Growing Solutions Farm lies on 1.2 acres at Leavitt Street and Campbell Park Drive, just south of the Easter Seals building on Harrison Street. From 10 a.m. to 1:30 p.m. each Wednesday, vendors sell organic farm produce in the farm’s blue and white tent. A nearby greenhouse is helping along a crop of tomatoes.
The farmers and sellers belong to Urban Autism Solutions, a vocational program for young people with autism. “We serve up to 30 young adults per summer,” said executive director Julie Tracy. “We have all different abilities here.”
Many attend Al Raby High School or an Easter Seals program. Some are college graduates. All are low-income and need a hand making their way to independence.
“We have placed 20 people in jobs so far,” Tracy said, noting that more than 90% of the farm interns win placement in other jobs after they complete the program.
The garden contains onions, potatoes, lettuces, and a variety of flowers. One young man said his favorite plant is carrots. Another said his favorite job is pulling weeds.
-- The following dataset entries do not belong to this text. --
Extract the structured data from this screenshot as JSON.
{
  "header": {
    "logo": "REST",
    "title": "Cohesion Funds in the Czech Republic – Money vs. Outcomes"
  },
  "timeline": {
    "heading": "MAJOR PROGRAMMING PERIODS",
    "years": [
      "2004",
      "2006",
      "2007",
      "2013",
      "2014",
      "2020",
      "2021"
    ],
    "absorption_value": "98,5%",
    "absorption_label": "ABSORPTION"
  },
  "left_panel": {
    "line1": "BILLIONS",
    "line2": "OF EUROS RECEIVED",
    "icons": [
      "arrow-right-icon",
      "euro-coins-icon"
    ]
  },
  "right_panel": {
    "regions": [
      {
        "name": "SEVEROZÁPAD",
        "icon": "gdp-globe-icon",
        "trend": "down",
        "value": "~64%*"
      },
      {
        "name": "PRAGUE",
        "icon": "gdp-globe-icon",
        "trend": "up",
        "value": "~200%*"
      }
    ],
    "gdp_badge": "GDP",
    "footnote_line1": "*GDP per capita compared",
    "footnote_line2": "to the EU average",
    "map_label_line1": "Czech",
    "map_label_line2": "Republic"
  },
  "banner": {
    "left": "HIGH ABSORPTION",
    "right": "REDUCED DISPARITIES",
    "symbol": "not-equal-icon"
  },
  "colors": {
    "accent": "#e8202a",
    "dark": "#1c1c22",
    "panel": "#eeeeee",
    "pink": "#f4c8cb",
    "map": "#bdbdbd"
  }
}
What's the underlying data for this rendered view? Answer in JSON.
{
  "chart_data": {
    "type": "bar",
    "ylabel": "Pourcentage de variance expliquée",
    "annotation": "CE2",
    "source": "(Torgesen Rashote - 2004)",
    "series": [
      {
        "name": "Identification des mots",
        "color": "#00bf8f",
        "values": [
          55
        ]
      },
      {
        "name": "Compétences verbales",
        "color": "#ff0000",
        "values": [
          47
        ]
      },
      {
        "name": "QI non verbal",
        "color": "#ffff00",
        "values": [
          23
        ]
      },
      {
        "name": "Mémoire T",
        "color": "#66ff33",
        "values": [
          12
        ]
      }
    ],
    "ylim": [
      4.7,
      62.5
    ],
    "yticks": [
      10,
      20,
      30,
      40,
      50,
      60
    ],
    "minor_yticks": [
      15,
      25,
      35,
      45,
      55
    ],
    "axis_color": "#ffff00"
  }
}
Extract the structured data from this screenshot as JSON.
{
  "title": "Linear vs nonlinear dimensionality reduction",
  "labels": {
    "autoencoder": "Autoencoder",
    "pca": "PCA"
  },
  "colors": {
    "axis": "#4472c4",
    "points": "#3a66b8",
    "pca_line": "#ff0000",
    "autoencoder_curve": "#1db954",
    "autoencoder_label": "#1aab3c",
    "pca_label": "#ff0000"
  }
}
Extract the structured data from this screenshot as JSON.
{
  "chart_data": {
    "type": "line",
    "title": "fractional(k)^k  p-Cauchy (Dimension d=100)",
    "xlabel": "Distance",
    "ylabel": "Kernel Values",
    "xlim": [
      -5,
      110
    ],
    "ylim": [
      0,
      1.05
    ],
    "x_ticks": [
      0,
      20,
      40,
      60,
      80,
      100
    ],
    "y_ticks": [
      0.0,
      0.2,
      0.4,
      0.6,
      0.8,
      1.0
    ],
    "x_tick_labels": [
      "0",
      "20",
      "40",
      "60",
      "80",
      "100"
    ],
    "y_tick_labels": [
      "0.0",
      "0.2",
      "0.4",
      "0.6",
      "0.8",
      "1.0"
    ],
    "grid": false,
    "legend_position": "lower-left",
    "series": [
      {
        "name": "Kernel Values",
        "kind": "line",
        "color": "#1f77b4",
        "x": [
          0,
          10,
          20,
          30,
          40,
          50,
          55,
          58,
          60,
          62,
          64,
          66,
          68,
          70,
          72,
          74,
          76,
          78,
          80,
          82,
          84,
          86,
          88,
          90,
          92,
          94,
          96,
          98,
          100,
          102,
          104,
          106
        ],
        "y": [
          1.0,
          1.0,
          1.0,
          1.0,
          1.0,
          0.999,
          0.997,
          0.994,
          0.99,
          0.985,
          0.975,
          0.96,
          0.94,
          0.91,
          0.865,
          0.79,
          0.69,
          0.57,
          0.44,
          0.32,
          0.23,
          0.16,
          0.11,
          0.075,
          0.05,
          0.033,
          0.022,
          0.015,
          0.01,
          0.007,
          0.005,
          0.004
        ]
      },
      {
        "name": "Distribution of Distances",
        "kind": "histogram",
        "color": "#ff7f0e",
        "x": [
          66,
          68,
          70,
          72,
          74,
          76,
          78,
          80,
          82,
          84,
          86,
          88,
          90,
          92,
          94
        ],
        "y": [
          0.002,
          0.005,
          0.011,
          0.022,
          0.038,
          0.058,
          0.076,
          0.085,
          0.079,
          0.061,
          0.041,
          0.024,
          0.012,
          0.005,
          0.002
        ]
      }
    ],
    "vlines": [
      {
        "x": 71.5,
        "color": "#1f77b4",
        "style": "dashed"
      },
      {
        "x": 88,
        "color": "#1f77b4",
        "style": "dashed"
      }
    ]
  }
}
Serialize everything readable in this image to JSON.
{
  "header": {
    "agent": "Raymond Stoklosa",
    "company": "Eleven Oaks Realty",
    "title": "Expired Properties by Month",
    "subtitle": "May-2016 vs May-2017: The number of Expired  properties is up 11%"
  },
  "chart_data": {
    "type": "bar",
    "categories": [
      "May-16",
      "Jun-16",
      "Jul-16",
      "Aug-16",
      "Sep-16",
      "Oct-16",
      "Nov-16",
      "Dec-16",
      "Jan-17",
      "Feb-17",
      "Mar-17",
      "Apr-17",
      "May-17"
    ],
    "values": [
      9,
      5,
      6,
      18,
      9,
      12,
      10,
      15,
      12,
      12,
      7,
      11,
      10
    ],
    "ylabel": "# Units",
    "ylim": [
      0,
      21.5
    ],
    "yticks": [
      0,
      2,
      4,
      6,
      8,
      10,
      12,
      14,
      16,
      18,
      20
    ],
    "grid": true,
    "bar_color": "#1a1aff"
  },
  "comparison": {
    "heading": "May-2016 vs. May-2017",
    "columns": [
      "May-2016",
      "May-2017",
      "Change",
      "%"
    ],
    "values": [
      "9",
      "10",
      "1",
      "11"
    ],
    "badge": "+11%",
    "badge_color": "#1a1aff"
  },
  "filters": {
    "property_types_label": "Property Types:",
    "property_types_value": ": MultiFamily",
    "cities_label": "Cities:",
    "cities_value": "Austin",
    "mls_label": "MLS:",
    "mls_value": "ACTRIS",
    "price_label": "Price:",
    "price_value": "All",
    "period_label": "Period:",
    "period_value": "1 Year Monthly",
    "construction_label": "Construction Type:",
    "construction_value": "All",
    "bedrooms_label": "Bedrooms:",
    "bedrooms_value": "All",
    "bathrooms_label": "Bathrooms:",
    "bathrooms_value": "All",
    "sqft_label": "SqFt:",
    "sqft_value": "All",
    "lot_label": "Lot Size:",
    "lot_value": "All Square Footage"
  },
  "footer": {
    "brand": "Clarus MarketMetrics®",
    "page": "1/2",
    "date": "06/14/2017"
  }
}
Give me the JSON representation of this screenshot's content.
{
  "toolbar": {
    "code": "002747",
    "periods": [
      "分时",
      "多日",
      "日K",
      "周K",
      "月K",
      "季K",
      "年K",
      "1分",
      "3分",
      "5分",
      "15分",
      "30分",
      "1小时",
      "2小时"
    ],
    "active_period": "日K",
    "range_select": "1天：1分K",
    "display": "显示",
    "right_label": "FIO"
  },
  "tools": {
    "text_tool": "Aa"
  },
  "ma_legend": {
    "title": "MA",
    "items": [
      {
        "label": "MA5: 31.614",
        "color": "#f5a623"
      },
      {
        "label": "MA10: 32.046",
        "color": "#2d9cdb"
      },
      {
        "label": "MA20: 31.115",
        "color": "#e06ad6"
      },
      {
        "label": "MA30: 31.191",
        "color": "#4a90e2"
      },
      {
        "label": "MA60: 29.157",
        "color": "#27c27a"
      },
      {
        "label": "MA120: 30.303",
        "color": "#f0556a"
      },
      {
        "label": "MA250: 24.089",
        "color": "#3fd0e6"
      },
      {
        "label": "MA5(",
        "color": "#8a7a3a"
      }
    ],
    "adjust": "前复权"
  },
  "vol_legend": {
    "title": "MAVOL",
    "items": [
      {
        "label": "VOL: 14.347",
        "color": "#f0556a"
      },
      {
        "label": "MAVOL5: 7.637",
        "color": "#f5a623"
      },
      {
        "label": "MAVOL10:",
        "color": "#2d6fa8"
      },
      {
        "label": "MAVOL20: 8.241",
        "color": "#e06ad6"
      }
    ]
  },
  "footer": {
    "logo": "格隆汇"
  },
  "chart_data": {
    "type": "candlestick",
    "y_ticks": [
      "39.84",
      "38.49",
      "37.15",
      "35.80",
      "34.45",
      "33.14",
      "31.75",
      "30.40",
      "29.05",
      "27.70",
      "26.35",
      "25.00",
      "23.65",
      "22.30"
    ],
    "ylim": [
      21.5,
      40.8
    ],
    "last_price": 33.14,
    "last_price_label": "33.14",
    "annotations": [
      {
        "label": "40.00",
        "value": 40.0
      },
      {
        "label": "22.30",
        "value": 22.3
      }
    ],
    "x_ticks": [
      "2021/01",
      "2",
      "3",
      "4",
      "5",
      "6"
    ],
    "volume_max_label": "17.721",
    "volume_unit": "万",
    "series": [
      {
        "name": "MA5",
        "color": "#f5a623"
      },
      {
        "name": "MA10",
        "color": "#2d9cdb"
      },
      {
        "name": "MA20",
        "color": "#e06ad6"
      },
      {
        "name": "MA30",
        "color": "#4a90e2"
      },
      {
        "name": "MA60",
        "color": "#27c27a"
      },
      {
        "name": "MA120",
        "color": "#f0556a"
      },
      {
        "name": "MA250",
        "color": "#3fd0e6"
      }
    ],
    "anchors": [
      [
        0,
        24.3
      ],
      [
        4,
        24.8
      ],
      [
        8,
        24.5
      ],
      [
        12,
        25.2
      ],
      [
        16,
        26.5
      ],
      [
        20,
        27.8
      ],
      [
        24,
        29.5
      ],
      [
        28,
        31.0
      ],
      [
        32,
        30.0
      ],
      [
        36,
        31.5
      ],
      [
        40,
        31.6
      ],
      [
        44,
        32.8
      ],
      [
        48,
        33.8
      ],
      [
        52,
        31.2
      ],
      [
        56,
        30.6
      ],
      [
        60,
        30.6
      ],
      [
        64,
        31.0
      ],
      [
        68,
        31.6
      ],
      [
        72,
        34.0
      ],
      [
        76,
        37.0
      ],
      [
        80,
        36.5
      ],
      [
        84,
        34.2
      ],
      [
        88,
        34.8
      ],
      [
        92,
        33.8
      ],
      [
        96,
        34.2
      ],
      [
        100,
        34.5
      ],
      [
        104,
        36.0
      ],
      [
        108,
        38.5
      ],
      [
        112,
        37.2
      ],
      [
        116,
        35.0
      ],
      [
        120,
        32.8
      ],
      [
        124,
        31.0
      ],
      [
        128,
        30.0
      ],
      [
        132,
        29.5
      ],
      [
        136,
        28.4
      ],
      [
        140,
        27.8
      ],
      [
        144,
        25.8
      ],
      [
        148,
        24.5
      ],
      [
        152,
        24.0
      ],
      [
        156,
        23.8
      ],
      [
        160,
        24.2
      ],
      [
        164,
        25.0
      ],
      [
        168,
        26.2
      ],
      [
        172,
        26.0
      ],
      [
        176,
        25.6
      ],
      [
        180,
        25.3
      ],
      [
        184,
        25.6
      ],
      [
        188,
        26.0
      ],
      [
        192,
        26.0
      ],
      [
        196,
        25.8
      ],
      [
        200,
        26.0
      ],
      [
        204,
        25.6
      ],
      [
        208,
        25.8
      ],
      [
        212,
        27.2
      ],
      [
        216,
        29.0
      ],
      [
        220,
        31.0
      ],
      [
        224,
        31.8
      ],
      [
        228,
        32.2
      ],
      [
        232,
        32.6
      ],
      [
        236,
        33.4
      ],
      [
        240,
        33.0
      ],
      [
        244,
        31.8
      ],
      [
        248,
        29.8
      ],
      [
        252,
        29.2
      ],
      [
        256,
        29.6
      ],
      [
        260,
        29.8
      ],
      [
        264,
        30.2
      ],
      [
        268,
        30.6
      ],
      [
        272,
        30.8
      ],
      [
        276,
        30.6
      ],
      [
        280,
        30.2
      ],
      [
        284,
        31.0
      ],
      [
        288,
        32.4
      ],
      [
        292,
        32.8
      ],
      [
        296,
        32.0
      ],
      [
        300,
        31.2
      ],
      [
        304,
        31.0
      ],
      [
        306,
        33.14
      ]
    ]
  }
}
They will harvest three tons of produce this summer.
Urban Autism Solutions also offers dog-walking and dog-washing services on the Near West Side,
near its residential facility.
On Sundays from 1 p.m. to 2:30 p.m., adults ages 18 to 35 with highfunctioning autism or social and communication challenges can meet at Pompeii Bakery, 1531 W. Taylor St., in a program run by Urban Autism Solutions. Urban Autism Solutions is a program of the Julie and Michael Tracy Family Foundation at 1212 W. Flournoy St.